Blue Olive’s Liquid Nitrogen Fro Yo is Mostly Just A Gimmick


I read on Serious Eats that a gourmet market near Grand Central was doing the unthinkable: making frozen Greek yogurt with liquid nitrogen. That sort of high-tech sciencey stuff is usually reserved for molecular gastronomy restaurants – certainly not at gourmet bodegas. Blue Olive Market is a Mediterranean foodshop that just opened late last year and had not been on my radar. It looks like they sell interesting sandwiches for under $10 (like fennel salami or black angus meatballs) and Greek specialties. There’s also a small dining area and lots of specialty products for sale.

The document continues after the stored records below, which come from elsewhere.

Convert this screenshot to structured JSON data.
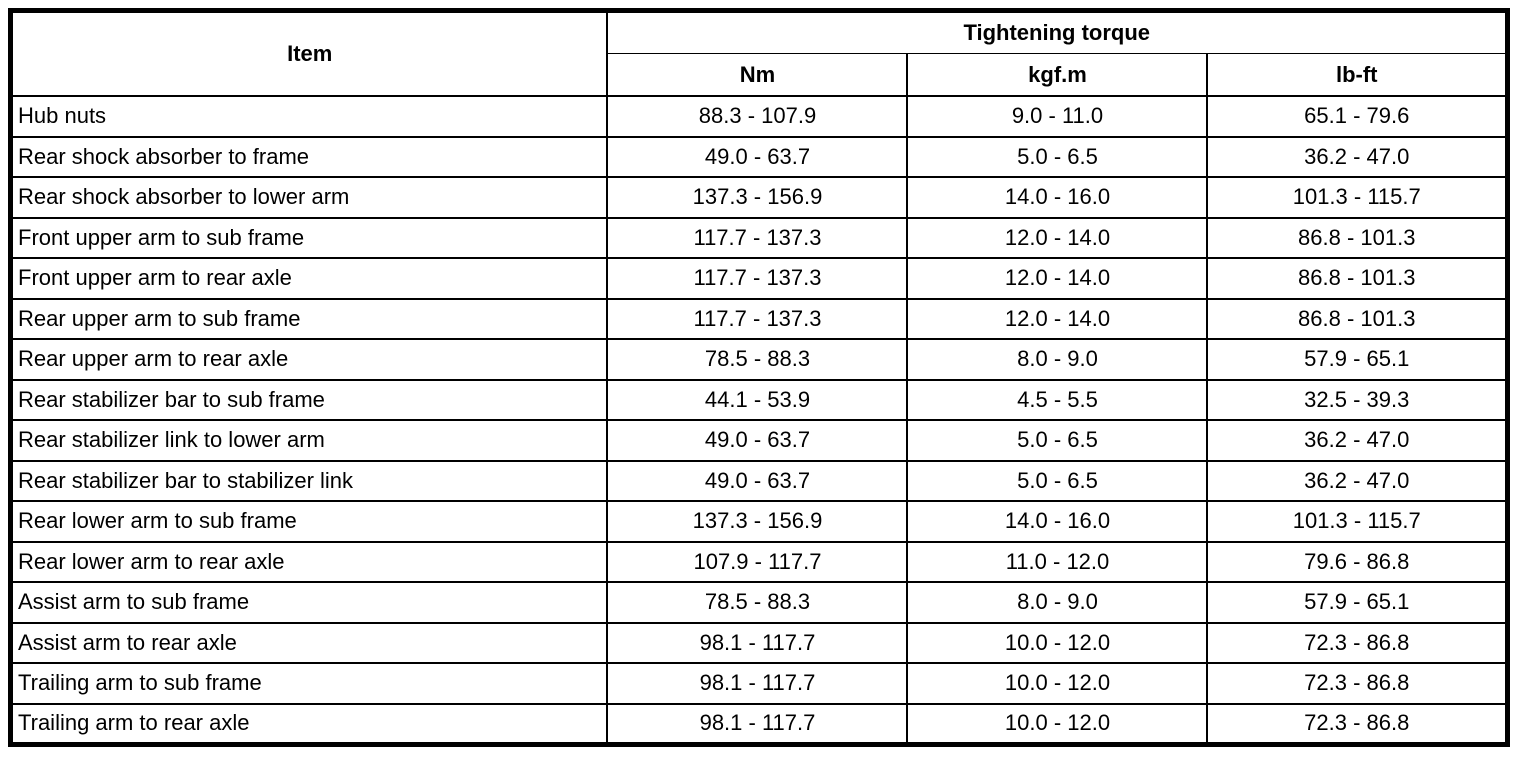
{
  "colors": {
    "border": "#000000",
    "background": "#ffffff",
    "text": "#000000"
  },
  "table": {
    "header": {
      "item_label": "Item",
      "group_label": "Tightening torque",
      "units": [
        "Nm",
        "kgf.m",
        "lb-ft"
      ]
    },
    "rows": [
      {
        "item": "Hub nuts",
        "nm": "88.3 - 107.9",
        "kgfm": "9.0 - 11.0",
        "lbft": "65.1 - 79.6"
      },
      {
        "item": "Rear shock absorber to frame",
        "nm": "49.0 - 63.7",
        "kgfm": "5.0 - 6.5",
        "lbft": "36.2 - 47.0"
      },
      {
        "item": "Rear shock absorber to lower arm",
        "nm": "137.3 - 156.9",
        "kgfm": "14.0 - 16.0",
        "lbft": "101.3 - 115.7"
      },
      {
        "item": "Front upper arm to sub frame",
        "nm": "117.7 - 137.3",
        "kgfm": "12.0 - 14.0",
        "lbft": "86.8 - 101.3"
      },
      {
        "item": "Front upper arm to rear axle",
        "nm": "117.7 - 137.3",
        "kgfm": "12.0 - 14.0",
        "lbft": "86.8 - 101.3"
      },
      {
        "item": "Rear upper arm to sub frame",
        "nm": "117.7 - 137.3",
        "kgfm": "12.0 - 14.0",
        "lbft": "86.8 - 101.3"
      },
      {
        "item": "Rear upper arm to rear axle",
        "nm": "78.5 - 88.3",
        "kgfm": "8.0 - 9.0",
        "lbft": "57.9 - 65.1"
      },
      {
        "item": "Rear stabilizer bar to sub frame",
        "nm": "44.1 - 53.9",
        "kgfm": "4.5 - 5.5",
        "lbft": "32.5 - 39.3"
      },
      {
        "item": "Rear stabilizer link to lower arm",
        "nm": "49.0 - 63.7",
        "kgfm": "5.0 - 6.5",
        "lbft": "36.2 - 47.0"
      },
      {
        "item": "Rear stabilizer bar to stabilizer link",
        "nm": "49.0 - 63.7",
        "kgfm": "5.0 - 6.5",
        "lbft": "36.2 - 47.0"
      },
      {
        "item": "Rear lower arm to sub frame",
        "nm": "137.3 - 156.9",
        "kgfm": "14.0 - 16.0",
        "lbft": "101.3 - 115.7"
      },
      {
        "item": "Rear lower arm to rear axle",
        "nm": "107.9 - 117.7",
        "kgfm": "11.0 - 12.0",
        "lbft": "79.6 - 86.8"
      },
      {
        "item": "Assist arm to sub frame",
        "nm": "78.5 - 88.3",
        "kgfm": "8.0 - 9.0",
        "lbft": "57.9 - 65.1"
      },
      {
        "item": "Assist arm to rear axle",
        "nm": "98.1 - 117.7",
        "kgfm": "10.0 - 12.0",
        "lbft": "72.3 - 86.8"
      },
      {
        "item": "Trailing arm to sub frame",
        "nm": "98.1 - 117.7",
        "kgfm": "10.0 - 12.0",
        "lbft": "72.3 - 86.8"
      },
      {
        "item": "Trailing arm to rear axle",
        "nm": "98.1 - 117.7",
        "kgfm": "10.0 - 12.0",
        "lbft": "72.3 - 86.8"
      }
    ]
  }
}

I had already eaten lunch, but was curious about this unusual frozen yogurt. You get to choose between sweet and tart yogurt and then from an array of toppings (some sweet, some savory) which they all whip together in a haze of smoke and mirrors. Thankfully this wasn’t one of those DIY yogurt shop!


I took one of the worker’s suggestions and had them mix my tart yogurt with honey and a Greek sesame candy called pasteli. The yogurt was certainly rich and creamy with a strong tart flavor. The honey and pasteli added a nice contrast of sweetness and crunch – although both disappeared rather quickly.


But ultimately this was basically very cold fresh yogurt. I’m not sure the liquid nitrogen added much in terms of texture. It didn’t have that smooth frozen sensation that makes frozen yogurt so appealing to me.


It might be worth it to check this out based on the novelty alone, but not sure it’s worth the extra few dollars for the gimmick. However, I would like to return here because I think some of their savory options might make for an interesting Midtown Lunch. Has anybody tried it out?